Prompt and efficient service are all I expect when dining out; Sharon went a step further, seeming to anticipate our needs and to genuinely care about our experience. She even served up a dish of ranch dressing when she overheard my stepdaugther, Dana, say she prefers that to catsup with her fries.

Solid selections

For starters, Dana chose a cup of New England clam chowder ($6) garnished with an in-shell clam and loaded with fresh clams and potatoes. Dana loves clam chowder and gave this one a thumb's up.

My husband opted for the pan-roasted cherry stone clams ($12) in a garlic and chardonnay sauce. The medium-size clams were surprisingly rich with meat and succulent in their sauce. My husband never even felt inclined to reach for the slice of lemon that Sharon brought to the table.

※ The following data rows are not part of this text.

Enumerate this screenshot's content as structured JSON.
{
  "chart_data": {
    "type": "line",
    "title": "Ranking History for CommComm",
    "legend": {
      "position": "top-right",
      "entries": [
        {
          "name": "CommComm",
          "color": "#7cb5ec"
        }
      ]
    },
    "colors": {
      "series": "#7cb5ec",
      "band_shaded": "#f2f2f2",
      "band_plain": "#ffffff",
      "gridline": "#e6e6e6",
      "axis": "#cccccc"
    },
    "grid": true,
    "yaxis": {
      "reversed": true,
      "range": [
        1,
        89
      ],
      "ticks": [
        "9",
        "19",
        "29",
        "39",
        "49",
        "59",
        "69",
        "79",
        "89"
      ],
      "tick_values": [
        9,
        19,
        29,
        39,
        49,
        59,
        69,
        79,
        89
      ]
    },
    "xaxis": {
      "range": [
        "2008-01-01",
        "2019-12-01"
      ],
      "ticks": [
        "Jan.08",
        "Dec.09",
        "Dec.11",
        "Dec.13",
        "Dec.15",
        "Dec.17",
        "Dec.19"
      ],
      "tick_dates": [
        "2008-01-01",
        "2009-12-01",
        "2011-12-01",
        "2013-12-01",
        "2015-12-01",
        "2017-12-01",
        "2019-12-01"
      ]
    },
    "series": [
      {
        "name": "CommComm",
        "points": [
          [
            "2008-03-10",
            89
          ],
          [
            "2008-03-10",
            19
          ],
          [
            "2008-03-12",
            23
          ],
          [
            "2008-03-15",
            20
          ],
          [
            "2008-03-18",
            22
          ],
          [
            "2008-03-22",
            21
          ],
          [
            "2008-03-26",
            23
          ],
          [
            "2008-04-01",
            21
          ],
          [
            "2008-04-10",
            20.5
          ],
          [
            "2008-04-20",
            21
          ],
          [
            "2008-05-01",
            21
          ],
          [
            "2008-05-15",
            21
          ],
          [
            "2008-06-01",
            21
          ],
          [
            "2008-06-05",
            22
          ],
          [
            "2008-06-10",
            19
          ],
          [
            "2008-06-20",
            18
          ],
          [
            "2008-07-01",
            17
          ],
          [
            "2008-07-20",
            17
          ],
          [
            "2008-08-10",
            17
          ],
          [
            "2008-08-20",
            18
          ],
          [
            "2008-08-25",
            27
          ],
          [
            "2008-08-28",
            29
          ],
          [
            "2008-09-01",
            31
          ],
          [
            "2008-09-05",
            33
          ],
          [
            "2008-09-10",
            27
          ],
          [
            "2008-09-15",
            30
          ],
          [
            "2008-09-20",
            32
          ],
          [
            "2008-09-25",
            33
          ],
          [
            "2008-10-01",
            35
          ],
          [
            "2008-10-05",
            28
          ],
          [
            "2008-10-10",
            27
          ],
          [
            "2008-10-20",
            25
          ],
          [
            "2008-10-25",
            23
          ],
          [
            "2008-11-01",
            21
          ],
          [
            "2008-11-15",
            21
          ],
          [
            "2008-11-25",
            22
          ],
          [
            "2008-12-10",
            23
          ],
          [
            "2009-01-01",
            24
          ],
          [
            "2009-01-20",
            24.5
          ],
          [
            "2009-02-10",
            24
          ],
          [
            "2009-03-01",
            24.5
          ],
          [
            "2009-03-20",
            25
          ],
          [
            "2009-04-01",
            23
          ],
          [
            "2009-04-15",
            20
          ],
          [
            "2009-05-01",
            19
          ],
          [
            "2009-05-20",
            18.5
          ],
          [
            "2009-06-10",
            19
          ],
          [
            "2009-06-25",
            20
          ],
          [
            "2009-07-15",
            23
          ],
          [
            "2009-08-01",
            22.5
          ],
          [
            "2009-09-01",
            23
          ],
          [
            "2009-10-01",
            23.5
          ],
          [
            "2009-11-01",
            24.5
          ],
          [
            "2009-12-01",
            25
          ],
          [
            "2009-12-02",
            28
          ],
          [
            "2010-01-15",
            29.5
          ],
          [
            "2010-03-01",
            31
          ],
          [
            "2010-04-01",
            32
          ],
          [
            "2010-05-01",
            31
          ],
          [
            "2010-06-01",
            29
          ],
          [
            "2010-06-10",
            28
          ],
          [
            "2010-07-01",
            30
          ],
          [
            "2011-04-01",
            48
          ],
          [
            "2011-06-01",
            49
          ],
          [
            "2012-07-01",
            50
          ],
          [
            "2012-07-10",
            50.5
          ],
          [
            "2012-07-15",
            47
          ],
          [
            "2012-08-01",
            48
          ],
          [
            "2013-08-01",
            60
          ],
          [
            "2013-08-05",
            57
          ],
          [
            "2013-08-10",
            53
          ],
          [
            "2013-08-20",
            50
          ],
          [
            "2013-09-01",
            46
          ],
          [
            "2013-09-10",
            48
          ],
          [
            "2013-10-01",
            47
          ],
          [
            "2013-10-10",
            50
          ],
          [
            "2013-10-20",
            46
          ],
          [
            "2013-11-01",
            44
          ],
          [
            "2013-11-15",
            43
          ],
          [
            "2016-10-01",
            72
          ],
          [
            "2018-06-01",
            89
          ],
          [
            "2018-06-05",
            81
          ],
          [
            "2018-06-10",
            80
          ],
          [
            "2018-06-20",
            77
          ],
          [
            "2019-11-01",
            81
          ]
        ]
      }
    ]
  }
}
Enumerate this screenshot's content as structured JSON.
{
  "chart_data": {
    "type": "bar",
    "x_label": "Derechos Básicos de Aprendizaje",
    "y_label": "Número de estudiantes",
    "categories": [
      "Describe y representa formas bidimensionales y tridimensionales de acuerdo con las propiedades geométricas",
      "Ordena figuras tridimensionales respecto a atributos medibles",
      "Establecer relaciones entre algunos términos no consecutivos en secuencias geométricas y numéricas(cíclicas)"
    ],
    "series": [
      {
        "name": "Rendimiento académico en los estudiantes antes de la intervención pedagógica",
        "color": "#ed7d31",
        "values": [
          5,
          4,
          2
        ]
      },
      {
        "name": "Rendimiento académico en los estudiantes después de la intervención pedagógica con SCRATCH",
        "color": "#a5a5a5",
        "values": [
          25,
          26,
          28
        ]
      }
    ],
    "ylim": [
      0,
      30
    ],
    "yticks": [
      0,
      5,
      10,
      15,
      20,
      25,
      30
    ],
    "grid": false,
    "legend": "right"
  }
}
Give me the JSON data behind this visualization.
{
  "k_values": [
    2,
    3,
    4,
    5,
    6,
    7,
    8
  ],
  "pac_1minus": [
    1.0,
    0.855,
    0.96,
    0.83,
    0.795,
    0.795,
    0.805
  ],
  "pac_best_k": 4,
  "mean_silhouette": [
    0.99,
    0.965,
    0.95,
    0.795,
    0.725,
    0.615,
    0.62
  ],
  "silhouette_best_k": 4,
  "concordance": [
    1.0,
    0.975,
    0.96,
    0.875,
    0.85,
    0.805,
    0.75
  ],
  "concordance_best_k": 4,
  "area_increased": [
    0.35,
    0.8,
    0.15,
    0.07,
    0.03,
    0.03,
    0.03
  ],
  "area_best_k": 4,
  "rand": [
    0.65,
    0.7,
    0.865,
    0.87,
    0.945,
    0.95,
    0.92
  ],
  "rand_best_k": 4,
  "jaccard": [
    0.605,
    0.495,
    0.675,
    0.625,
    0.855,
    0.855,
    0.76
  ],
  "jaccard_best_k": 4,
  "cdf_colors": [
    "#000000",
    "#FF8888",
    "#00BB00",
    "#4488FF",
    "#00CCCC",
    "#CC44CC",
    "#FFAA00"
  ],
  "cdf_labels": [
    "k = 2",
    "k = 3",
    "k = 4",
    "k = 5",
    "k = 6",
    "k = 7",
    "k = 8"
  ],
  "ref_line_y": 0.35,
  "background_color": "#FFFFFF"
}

I selected the Star Route Farms organic baby iceberg lettuce ($8.50) that is Sailor Jacks' version of a wedge. The fresh salad was crisp but benefited most of all from the flavorful crumbles of honey bacon. Instead of blue cheese dressing, I had the ranch, which tasted homemade rather than from a bottle.

We didn't have long to wait for our entrees after the appetizer plates were cleared.

Once again, my family went for variety. Dana ordered the Big John's Garlic Vodka Prawns ($21) served over mashed potatoes and julienned seasonal vegetables. The dish was packed with a delicious and bold spice. The vegetables, however, tasted stringy and overcooked.

My husband went with the Anchor Steam Battered Fish and Chips ($15) served with lime scallion slaw. Again, the side dish lacked "wow," but the battered fish was plump, crisp and tasty.

I steered away from the seafood to sample the 16-ounce ribeye steak ($27), cooked just the way I ordered it and smothered in a melted Pt. Reyes Blue cheese shallot butter that enhanced the flavor of every bite. The garlic fries were excellent, too, with the right blend of garlic and spices; everyone helped me polish these off.

Portion problem

Sailor Jacks took some hits in the first few months following its April opening because of the quality of the food.

Without question, executive chef Maynard Oestreich and his staff have come into their own. Almost everything we ate was delicious. Dana even called the Chocolate Seduction Cake ($6.50) with raspberry sauce and homemade whip cream the best chocolate cake she's ever eaten - I was impressed, too.

My only problem with Sailor Jacks, and one that may resonate with many diners, is the portion size. Dana's entree came with only five prawns — nowhere near enough to warrant a $21 price tag. The fish and chips were piled high with fries but featured only two pieces of fish.

On the flip side, Sailor Jacks is very generous with its drink servings. My husband's glass of chardonnay ($6) was full and his dessert port ($9) more than double what he usually receives when dining out.

The latter may go a long way to explaining why guests linger so long at Sailor Jacks. At the end of the day, nothing beats sipping a drink while staring out at one of the Bay Area's top water views.